Western blots probed with an anti–full-length PL polyclonal antibody showed an immunoreactive band with the expected 22-kDa molecular mass of PL in placenta tissue lysates that comigrates with the PL standard (see Fig. 1A). The PL standard also contained immunoreactive proteins of 9 and 13 kDa, which contain the N- and C-terminal ends of PL, as revealed by Western blots probed with an anti–N-terminal PL polyclonal antibody (see Fig. 1B) and an anti–C-terminal PL polyclonal antibody (see Fig. 1C), respectively. The 9-kDa immunoreactive protein is also present in placental extracts and corresponds to vasoinhibin, as it contains the N-terminal region of PL defining vasoinhibin (see Fig. 1A and 1B) [7, 9]. In addition, the anti–N-terminal PL antibody reacted with a 28-kDa protein in placental tissue lysates (see Fig. 1B). Because vasoinhibin corresponds to the N-terminal end of PL and is known to aggregate [13, 14], it is tempting to speculate that the 28-kDa protein could correspond to a vasoinhibin trimer. However, because the 28-kDa protein was not detected by anti–full-length PL polyclonal antibodies (see Fig. 1A), its identity and significance remain unknown and require further studies.

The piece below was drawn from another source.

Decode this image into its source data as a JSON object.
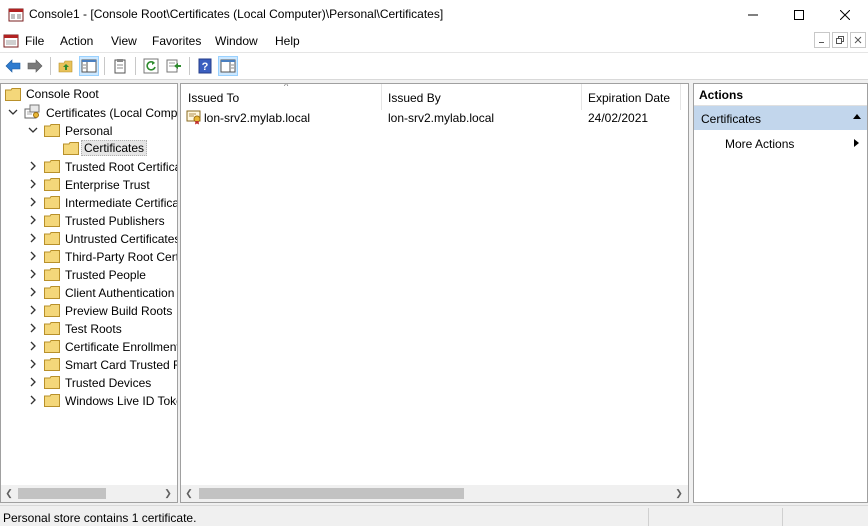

To further assess the vasoinhibin nature of the 9-kDa immunoreactive protein, its sequence was analyzed by MS. The collection of peptides obtained after the enzymatic degradation of the 9-kDa protein covered part of the N-terminal sequence of PL with the putative end of the protein (cleavage site responsible for its generation) located at the triple leucine (LLL) motif in position 106 to 108. Cleavage at this site is consistent with the calculated molecular mass (9 kDa) of the vasoinhibin, as determined by ExPASy [15], and leucine is a preferred residue at cleavage sites of enzymes capable of generating vasoinhibin, like cathepsin D [16-19]. Although a few sequences detected by MS corresponded to the region’s C terminal from the LLL motif (data not shown), their contribution was minor as indicated by their lack of detection in Western blots probed with an anti–C-terminal PL antibody (see Fig. 1C).

Discussion

This short communication unveils a novel, 9-kDa, PL-derived vasoinhibin isoform in placental tissue. This vasoinhibin isoform contains the QK motif, which has recently been identified as the antiangiogenic motif of vasoinhibin derived from PL [9]. The placental vasoinhibin may fulfil physiological functions in the control of blood vessel growth and function in the placenta but may also contribute to placental pathology in PE. Vasoinhibin produced in peripheral tissues can enter the circulation and cause elevation of systemic blood pressure, as shown in an in vivo mouse model using hepatic overexpression of a PRL-derived vasoinhibin [20]. Along this line, it can be speculated that PL-derived vasoinhibin from the placenta can enter the maternal circulation and contribute to endothelial dysfunction and the development of hypertension, as seen in PE. Vasoinhibin generation by cleavage of PL in the circulation may also occur but is rather unlikely [21]. Testing these hypotheses should include a quantitative evaluation of placental and circulating PL-derived vasoinhibin in a case-control study, as well as functional assays of the placental vasoinhibin, the evaluation of enzymes responsible for its generation, and the analysis of PL mutations at vasoinhibin-generating cleavage sites [22].